The United States introduced its draft resolution in response to growing international concerns regarding the deteriorating humanitarian crisis and the rising civilian casualties in Gaza. This move came shortly after the U.S. vetoed a humanitarian-focused resolution from Brazil, asserting the need for more time for U.S.-led diplomatic efforts.
The initial U.S. text surprised many diplomats with its straightforward assertion of Israel’s right to self-defense and its demand for Iran to cease the export of arms to militant groups. Notably, it did not include provisions for humanitarian pauses to facilitate aid access. However, the final text presented for a vote was notably toned down.
Following the double veto by Russia and China, U.S. Ambassador to the United Nations, Linda Thomas-Greenfield, expressed her disappointment but emphasized the need to persevere, stating, “Though today’s vote was a setback, we must not be deterred.”
The U.S. decision to propose Security Council action was a rare occurrence, as the United States has traditionally shielded its ally, Israel, within the United Nations.
The U.S. resolution received the support of ten members, while the United Arab Emirates voted against it, and Brazil and Mozambique abstained. However, China’s U.N. Ambassador, Zhang Jun, criticized the resolution, stating it did not align with the international community’s calls for an immediate ceasefire and a resolution to the conflict.
As the Security Council remains deadlocked on the issue, the 193-member United Nations General Assembly is set to vote on a draft resolution put forward by Arab states on Friday, which calls for an immediate ceasefire. Unlike the Security Council, the General Assembly operates on a non-binding basis but holds significant political influence.
The Israel-Hamas conflict has seen Israel vowing to eliminate Hamas, which governs Gaza, in response to an October 7 attack that resulted in the deaths of 1,400 people. Israel has conducted airstrikes in Gaza, imposed a siege on the territory housing 2.3 million residents, and is reportedly preparing for a ground invasion. According to Palestinian authorities, over 6,500 individuals have lost their lives.
Amidst the international deliberations, U.N. Secretary-General Antonio Guterres has consistently appealed for a humanitarian ceasefire to alleviate the escalating crisis.
The double veto by Russia and China prompted a vote on a rival Russian-drafted text within the Security Council. This alternative proposal called for a humanitarian ceasefire and the withdrawal of Israel’s order for civilians in Gaza to relocate south in preparation for a ground assault. However, it failed to garner the minimum support required for adoption, with only four votes in favor.
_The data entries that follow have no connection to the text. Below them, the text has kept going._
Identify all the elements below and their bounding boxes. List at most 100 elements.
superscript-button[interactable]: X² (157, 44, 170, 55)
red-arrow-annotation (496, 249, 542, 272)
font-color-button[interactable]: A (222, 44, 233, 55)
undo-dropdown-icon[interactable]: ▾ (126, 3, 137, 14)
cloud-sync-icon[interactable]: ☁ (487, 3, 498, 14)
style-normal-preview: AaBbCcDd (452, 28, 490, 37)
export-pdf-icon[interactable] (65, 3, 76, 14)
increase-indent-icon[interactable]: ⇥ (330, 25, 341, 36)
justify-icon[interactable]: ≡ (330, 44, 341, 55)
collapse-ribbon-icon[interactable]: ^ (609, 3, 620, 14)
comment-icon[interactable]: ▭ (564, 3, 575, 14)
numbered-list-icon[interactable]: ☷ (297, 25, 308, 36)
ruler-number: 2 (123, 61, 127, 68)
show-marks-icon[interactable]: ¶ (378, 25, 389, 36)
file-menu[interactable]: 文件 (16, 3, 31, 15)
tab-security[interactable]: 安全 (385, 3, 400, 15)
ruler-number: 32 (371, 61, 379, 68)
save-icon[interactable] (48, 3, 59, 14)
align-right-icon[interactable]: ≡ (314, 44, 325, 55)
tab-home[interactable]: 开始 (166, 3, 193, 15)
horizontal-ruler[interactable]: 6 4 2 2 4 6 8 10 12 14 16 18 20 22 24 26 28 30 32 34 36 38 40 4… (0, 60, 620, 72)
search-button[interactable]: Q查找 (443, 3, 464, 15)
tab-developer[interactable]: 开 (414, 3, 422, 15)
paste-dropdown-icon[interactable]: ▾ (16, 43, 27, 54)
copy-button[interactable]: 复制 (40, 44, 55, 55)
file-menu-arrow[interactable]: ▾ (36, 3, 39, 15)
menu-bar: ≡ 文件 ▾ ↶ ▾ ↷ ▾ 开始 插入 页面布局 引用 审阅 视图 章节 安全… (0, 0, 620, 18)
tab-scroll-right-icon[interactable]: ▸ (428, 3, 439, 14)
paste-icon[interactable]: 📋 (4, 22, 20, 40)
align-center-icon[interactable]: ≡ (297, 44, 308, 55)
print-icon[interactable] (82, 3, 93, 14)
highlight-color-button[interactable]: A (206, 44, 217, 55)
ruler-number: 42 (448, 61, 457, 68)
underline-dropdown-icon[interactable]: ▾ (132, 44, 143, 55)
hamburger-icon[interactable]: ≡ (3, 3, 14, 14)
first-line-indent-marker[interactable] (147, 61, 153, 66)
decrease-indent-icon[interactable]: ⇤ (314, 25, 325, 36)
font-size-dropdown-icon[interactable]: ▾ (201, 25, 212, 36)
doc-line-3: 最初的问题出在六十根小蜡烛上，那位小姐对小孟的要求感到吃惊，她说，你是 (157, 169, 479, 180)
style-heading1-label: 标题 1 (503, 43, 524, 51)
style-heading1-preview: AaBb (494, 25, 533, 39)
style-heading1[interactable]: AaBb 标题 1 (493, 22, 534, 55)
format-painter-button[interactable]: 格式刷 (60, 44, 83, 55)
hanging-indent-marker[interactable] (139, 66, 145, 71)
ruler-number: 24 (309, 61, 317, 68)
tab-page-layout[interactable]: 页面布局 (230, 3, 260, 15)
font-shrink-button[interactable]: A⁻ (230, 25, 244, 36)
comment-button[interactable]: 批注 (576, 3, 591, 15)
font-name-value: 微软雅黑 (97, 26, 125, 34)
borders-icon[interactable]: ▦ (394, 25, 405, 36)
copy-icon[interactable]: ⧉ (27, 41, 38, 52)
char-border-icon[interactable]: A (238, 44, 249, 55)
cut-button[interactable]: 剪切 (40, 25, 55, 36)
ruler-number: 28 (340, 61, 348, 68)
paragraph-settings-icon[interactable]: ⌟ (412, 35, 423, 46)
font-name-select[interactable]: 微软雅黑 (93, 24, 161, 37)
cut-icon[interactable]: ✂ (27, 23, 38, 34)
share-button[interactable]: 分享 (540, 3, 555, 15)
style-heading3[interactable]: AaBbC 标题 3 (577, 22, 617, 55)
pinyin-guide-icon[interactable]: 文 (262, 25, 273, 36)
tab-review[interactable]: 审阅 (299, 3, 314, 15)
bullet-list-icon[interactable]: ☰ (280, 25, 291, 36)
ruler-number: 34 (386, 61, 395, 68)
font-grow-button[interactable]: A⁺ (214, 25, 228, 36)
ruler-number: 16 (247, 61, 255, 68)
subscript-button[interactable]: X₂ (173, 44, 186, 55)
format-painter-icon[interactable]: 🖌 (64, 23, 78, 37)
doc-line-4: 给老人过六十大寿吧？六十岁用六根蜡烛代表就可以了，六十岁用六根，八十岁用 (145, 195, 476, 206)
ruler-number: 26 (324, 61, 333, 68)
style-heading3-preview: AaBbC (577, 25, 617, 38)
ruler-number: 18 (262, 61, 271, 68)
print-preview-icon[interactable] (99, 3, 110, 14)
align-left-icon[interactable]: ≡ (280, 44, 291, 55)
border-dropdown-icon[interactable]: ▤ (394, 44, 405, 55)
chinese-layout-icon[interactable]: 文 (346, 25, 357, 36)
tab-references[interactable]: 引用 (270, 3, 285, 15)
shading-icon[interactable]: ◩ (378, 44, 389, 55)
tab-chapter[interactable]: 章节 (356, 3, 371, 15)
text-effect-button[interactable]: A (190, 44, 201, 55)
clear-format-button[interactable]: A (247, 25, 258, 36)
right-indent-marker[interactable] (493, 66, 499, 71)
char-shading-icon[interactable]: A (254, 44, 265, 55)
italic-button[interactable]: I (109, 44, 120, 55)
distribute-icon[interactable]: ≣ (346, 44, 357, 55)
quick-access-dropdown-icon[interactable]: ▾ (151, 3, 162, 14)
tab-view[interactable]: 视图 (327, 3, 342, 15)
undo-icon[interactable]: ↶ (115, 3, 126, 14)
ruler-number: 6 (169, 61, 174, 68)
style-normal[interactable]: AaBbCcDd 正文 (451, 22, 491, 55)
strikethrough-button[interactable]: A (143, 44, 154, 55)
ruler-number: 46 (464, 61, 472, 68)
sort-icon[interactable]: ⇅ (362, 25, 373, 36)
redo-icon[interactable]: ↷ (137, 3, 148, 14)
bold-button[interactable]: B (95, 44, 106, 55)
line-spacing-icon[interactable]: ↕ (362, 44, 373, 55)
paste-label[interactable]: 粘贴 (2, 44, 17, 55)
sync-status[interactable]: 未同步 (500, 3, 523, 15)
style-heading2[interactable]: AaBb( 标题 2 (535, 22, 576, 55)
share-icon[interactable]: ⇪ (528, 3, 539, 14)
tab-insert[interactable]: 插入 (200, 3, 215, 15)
A Security Council resolution necessitates a minimum of nine votes and no vetoes from the United States, France, Britain, Russia, or China.
In light of the Security Council’s inability to reach a consensus, the ten elected members of the council plan to collaborate on a new draft resolution. Malta’s U.N. Ambassador, Vanessa Frazier, stressed the urgency of the situation, citing the growing risk of a regional spillover. She asserted, “We have the duty and the obligation to act.”
As the world watches, the international community continues to grapple with how best to address the Israel-Gaza conflict and mitigate its devastating impact on the region.